As though there’s an easy answer to his question. Of course I want out of here, but to what end? There’s no place to run, no escape from what’s coming, and Dionysus coming to free me reeks of some sort of trap.
Surely, he doesn’t care enough to come down here, in the middle of the end, just for me.
Unless he wants to punish me one last time.
“Did one of them send you down here?” I ask him.
“What?” His eyes widen before he shakes his head. “No. Apollo is trying to lead, and Eris is hindering as much as helping. It’s madness in there. I grabbed the keys and left.”
He shakes the ring, letting them rattle. “Do you want to stay here?”
No, I don’t. “One second.” I get my other leg through the circle of my arms and hold them up for Dionysus. He unlocks the cuffs, and they tumble to the floor.
“It’s a neat trick,” he says.
Stalling now. The hair on the back of my neck stands up.
“Awkwardness isn’t your style,” I tell him as I get to my feet, rubbing my wrists. “Why are you here?”
“I didn’t like the idea of you being in here, alone. Not at the end.”
So, he’s not here to punish me, but that’s a small comfort while staring my demise in the face. We gods have been facing our potential mortality for centuries, watching family members decay and lose their memories. It’s different when it’s everyone. Everything. Any moment, now. The closeness of the Void must be unspooling them all, Dionysus included. Why else would he come down here?

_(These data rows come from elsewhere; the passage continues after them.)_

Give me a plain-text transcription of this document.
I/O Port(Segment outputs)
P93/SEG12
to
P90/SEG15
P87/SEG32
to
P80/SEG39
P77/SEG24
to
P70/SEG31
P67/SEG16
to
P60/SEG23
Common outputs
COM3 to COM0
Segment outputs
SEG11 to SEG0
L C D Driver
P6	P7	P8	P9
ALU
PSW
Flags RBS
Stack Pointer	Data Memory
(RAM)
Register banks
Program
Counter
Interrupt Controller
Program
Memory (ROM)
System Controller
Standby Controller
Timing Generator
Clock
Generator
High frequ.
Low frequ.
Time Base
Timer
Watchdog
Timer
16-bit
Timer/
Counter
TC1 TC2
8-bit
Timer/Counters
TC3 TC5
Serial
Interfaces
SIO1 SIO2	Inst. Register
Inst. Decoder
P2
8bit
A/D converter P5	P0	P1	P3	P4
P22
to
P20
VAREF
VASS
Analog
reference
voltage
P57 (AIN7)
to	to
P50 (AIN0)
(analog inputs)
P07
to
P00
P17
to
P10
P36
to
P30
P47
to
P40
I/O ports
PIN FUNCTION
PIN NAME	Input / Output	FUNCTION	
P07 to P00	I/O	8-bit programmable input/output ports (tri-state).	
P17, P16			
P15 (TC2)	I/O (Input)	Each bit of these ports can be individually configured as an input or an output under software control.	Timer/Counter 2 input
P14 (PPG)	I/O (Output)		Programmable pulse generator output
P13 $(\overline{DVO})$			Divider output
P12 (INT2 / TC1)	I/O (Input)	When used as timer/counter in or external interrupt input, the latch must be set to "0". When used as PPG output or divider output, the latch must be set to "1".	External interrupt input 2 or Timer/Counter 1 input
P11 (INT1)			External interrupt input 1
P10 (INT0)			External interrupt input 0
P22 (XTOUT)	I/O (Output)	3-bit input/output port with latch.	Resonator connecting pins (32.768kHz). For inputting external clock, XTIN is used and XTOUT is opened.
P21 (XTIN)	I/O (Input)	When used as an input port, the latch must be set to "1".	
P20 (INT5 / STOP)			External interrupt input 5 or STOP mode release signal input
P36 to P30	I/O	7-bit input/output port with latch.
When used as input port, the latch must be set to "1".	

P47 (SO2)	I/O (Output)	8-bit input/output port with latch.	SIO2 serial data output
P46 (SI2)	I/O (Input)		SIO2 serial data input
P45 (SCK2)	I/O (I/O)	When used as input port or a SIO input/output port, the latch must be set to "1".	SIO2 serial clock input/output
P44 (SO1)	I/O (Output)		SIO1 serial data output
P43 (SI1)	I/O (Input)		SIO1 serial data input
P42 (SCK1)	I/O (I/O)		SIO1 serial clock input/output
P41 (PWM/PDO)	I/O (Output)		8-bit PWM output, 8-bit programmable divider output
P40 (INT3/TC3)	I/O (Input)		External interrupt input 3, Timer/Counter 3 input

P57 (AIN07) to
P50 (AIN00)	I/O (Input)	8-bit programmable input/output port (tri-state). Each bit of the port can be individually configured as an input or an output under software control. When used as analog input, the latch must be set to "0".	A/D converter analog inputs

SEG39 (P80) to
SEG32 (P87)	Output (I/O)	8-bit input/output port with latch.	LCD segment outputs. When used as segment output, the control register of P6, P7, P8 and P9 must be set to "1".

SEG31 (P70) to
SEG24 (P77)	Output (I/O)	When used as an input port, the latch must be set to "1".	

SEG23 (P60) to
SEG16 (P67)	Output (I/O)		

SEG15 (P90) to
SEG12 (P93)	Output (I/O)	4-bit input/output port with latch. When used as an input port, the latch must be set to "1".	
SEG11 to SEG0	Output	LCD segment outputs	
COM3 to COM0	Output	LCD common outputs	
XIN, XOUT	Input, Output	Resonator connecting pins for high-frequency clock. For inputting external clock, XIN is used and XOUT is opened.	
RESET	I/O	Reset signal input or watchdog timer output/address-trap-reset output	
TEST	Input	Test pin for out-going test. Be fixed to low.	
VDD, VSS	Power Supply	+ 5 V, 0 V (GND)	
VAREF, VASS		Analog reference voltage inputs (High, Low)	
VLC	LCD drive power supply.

My stomach clenches around a stone, and I force myself to stay calm. “Do they know what happened?”
He shakes his head. “They can’t get close to the break in the sky, but there’s something at the center holding it open.”
Something? Or someone. “Do you think she sacrificed another god?”
Dionysus’ lips thin. “It’s possible. I don’t know. I… you know, this isn’t what I came down here to talk to you about.”
No, I suppose not. I’m not the goddess one seeks out to strategize. My mother has proven capable of crafting plans, and perhaps Lethe helps her now. Finally the favorite child she always secretly wished to be.
I’m just a scavenger, waiting for an opportunity to pick their corpses.
Nyx’s words still sting, even now, when they could not matter less.
“Then why are you here?” I ask as the silence stretches on between us. We don’t have time for silence. “I’m free now. You did what you came here to do.”
“You were right.”
The words float past me, missing my ears, my brain. He might as well have spoken pure gibberish. “I—what?”
“You were right. Olympus is the absolute last place I want to be.” He comes closer, and his shoulders lift as though weight has slid off them with his confession. “Your dream of travel, of adventure, it was a good one. I would have liked being out in the world with you.”
It shouldn’t hurt to hear kind words from him. All I’ve ever wanted, for centuries, for millennia, is to hear something like that from his lips, to hear praise.
But it’s such a waste. Why must I hear how he’d have liked to be with me now, when the end hovers over us like the Sword of Damocles?
The mortals always talk of regrets and things left unsaid, how it’s better to be honest with loved ones when facing death. But I can’t see how it matters.
We could be halfway around the world, our pursuers left far, far behind, but we’re not, we’re here.
Noble bullshit.
I shake my head. “In the great hall, when Nemesis allowed you to decide my fate, what were you about to choose?”
This hardly matters, either, but I can’t let it go. The indecision had been written so plain on his face. He’d kept Deimos and Aphrodite from me, but while we were in Hera’s garden he’d made no secret of what he thought I deserved: Loneliness. He’d never love me.